[TFF34] La recensione di Blow-up, il film di Michelangelo Antonioni
Nella prima giornata dell’edizione 34 del Torino Film Festival, abbiamo potuto vedere e, per alcuni, rivedere, un grande capolavoro della cinematografia internazionale.
Blow-up ci butta nel mondo della Swingin’ London, degli anni ’60, del mondo della fotografia e delle giovani modelle. Nel film, un fotografo che sta preparando un libro sui senzatetto, fotografa in un parco una coppia innamorata.
Ma, col tempo, sviluppando le foto, si accorge che, probabilmente, ha fotografato un omicidio.
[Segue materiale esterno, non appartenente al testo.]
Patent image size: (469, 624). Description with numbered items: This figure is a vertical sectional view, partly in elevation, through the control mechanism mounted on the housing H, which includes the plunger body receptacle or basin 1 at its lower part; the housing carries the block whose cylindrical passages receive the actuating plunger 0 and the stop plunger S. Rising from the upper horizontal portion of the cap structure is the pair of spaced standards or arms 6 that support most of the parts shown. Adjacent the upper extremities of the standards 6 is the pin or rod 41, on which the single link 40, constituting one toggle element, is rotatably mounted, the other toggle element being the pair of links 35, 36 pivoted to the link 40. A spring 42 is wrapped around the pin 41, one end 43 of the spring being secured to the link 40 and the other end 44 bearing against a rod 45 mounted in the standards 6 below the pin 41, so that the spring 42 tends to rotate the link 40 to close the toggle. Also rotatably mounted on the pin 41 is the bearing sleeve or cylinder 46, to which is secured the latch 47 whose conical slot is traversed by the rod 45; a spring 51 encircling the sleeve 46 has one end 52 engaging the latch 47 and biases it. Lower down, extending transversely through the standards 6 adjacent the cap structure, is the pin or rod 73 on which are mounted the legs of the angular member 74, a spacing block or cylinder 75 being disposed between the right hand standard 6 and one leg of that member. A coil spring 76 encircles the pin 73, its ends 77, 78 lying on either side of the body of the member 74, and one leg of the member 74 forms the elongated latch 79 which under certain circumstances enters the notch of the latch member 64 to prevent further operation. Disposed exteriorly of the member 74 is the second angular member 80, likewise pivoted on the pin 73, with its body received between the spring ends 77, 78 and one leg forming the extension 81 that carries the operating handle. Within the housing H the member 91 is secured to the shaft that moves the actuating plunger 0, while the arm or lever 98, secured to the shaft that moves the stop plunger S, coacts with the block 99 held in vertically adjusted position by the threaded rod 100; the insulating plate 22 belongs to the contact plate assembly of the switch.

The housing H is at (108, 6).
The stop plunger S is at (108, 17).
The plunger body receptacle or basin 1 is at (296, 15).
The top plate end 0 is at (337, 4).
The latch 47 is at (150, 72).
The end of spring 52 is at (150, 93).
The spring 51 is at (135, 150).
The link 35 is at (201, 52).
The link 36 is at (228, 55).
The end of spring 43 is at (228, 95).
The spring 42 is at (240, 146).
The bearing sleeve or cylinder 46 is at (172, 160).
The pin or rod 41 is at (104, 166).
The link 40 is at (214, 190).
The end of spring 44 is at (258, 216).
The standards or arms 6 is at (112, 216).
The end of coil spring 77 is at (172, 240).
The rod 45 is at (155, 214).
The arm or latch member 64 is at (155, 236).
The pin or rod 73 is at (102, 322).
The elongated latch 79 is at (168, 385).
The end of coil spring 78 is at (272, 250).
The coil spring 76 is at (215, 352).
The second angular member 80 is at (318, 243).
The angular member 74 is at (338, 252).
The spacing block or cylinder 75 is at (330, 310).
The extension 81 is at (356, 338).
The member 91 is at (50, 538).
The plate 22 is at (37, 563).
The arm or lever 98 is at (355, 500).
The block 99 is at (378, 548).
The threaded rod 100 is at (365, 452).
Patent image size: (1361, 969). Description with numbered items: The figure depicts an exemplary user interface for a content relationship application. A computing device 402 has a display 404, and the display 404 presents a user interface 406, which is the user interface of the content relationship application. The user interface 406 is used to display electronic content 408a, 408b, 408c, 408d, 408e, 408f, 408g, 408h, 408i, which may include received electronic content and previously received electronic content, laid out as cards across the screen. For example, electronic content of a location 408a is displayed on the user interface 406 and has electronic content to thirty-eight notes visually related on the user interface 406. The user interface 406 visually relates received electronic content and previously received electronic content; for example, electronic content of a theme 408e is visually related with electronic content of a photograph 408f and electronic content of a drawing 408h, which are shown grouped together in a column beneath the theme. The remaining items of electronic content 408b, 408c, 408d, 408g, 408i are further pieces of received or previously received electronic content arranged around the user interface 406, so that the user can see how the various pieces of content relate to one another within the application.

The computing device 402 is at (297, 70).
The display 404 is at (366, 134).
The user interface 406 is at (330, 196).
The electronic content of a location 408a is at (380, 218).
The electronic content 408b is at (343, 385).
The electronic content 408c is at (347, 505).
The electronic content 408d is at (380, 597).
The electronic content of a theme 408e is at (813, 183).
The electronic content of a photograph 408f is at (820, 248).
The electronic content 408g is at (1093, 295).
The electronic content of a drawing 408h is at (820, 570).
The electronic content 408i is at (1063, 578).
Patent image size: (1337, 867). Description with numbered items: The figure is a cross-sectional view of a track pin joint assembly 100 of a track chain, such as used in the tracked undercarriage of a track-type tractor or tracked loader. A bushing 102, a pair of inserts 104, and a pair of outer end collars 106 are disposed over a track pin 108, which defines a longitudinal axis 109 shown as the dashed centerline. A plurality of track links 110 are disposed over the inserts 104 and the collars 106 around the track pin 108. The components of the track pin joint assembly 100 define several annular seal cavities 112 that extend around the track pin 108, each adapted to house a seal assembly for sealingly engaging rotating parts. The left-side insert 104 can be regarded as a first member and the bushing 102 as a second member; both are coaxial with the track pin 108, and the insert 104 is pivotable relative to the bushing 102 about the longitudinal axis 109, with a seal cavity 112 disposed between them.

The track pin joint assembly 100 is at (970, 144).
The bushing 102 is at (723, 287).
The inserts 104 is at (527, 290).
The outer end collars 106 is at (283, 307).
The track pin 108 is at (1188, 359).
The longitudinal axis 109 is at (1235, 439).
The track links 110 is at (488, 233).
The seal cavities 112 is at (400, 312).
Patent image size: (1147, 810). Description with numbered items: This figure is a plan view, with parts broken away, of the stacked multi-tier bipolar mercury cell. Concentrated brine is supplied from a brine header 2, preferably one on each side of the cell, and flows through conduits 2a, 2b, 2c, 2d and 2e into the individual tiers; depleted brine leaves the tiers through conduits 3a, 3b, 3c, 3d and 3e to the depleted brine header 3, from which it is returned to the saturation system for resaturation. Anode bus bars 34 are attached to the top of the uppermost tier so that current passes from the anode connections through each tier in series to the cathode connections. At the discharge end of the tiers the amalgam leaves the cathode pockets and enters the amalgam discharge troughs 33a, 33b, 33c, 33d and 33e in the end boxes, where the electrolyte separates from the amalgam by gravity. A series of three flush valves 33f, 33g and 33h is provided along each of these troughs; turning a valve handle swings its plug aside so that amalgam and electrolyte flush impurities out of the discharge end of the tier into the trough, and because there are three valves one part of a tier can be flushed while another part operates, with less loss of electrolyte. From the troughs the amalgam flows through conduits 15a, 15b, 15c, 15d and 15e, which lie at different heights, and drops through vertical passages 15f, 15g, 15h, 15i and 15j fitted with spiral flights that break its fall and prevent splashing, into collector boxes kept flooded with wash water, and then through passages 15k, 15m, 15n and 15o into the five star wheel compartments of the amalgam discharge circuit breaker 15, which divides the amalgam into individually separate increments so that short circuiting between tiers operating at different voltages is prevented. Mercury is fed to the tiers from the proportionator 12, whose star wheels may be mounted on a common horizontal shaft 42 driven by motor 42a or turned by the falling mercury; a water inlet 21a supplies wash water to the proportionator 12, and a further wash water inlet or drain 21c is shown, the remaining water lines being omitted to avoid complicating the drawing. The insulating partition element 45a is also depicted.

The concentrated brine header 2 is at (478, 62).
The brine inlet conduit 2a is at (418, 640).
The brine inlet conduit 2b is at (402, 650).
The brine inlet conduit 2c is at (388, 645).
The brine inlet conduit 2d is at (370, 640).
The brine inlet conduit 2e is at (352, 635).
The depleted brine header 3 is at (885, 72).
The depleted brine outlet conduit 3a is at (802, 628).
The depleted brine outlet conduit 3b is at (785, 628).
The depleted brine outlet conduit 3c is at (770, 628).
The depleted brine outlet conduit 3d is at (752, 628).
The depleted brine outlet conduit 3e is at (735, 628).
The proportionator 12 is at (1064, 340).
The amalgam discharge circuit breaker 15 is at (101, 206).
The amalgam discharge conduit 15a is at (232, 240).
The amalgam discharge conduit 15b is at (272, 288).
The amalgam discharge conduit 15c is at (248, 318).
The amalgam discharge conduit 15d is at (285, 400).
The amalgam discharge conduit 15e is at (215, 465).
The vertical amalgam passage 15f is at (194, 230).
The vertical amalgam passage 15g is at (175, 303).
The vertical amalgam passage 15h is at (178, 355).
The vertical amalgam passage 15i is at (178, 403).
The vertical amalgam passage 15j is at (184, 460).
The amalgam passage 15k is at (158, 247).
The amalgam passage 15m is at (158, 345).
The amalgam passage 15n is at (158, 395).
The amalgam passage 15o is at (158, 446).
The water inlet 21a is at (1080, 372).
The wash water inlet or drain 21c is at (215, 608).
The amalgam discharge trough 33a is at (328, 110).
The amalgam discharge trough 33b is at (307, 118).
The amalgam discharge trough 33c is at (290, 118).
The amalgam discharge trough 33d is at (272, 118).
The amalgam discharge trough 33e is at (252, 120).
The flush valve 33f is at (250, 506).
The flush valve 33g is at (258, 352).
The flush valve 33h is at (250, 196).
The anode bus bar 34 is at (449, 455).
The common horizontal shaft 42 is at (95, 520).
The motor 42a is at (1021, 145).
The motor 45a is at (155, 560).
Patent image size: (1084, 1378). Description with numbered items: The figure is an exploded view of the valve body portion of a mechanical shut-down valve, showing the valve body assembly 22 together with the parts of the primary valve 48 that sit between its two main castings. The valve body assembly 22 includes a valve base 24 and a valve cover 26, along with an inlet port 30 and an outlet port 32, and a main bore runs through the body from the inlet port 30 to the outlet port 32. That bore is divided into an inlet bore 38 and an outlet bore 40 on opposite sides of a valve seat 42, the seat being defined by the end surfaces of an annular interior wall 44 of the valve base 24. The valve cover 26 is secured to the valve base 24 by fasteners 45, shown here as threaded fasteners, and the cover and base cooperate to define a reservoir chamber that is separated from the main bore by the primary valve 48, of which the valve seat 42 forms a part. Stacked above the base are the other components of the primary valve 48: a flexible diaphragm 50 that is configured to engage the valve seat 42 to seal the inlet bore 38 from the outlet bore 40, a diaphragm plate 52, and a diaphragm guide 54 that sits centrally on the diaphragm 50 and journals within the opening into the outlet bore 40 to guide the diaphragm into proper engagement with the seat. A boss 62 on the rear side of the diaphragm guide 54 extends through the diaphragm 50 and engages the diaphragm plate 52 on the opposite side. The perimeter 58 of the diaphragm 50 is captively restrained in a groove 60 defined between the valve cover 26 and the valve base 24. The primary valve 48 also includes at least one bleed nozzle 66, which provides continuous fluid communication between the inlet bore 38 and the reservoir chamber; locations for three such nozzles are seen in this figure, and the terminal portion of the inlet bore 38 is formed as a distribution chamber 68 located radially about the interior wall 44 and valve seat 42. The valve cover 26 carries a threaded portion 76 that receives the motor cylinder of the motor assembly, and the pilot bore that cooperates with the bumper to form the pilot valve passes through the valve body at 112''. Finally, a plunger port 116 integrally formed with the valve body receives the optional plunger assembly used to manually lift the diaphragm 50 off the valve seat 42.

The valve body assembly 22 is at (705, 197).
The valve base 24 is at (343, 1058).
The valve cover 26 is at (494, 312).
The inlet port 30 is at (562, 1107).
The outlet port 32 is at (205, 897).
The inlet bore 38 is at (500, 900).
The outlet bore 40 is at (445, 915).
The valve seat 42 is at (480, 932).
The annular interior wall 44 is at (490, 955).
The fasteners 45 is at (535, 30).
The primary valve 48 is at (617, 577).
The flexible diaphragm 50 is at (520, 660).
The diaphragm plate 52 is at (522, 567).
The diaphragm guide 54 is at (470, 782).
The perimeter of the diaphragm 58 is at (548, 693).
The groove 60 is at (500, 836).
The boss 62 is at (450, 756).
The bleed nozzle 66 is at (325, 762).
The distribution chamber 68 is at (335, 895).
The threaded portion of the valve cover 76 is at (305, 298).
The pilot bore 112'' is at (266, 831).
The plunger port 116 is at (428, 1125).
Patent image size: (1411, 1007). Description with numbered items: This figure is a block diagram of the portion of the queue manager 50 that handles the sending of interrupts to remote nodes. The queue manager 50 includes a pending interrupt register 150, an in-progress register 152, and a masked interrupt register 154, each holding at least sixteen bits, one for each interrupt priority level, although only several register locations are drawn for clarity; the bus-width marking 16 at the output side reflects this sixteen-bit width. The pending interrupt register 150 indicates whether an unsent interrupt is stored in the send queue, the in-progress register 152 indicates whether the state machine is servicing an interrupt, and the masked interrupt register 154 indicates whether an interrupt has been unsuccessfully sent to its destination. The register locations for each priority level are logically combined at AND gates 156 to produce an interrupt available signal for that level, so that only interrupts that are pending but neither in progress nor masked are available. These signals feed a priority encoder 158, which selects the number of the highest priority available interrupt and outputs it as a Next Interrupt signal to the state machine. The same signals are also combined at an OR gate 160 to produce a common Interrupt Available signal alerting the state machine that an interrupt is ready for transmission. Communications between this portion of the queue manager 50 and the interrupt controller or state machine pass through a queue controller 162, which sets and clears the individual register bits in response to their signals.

Mano a mano che il protagonista cerca di avvicinarsi alla verità, la verità si allontana da lui, finchè il fotografo inizia a pensare di aver immaginato tutto.
Film assolutamente affascinante, che risente di una certa interpretazione forsennata tipica di quegli anni, ma presenta una capacità di dirigere unica e bellissima, tant’è che Antonioni è stato candidato agli Oscar come miglior regista per questo film.
Bellissimi i costumi e interessante lo spaccato di un mondo e di una Londra che non esistono più. Le ragazze sono forzatamente presentate come bambole senza cervello, belle, ma prive di anima. Il protagonista è un clichè ambulante, sicuro di sè e sprezzante col gentil sesso.
Prodotto da Carlo Ponti, il film presenta un ottimo cast tra cui David Hemmings, che approderà poi a Profondo rosso, Vanessa Redgrave e Jane Birkin. Belle le musiche di Herbie Hancock. Il film ha anche vinto la Palma d’Oro al Festival di Cannes del 1967.
Pur con le sue ingenuità, Blow-up è un’opera intensa e da vedere assolutamente, che ha scardinato la censura dell’epoca. Antonioni, qui nel suo massimo splendore, costruisce un film che graffia il senso di Verità, pur coprendo il tutto con i lustrini e la vacuità degli anni ’60.
Il film, indirettamente, ha ispirato altre opere come Blow-out di Brian De Palma e La conversazione di Francis Ford Coppola.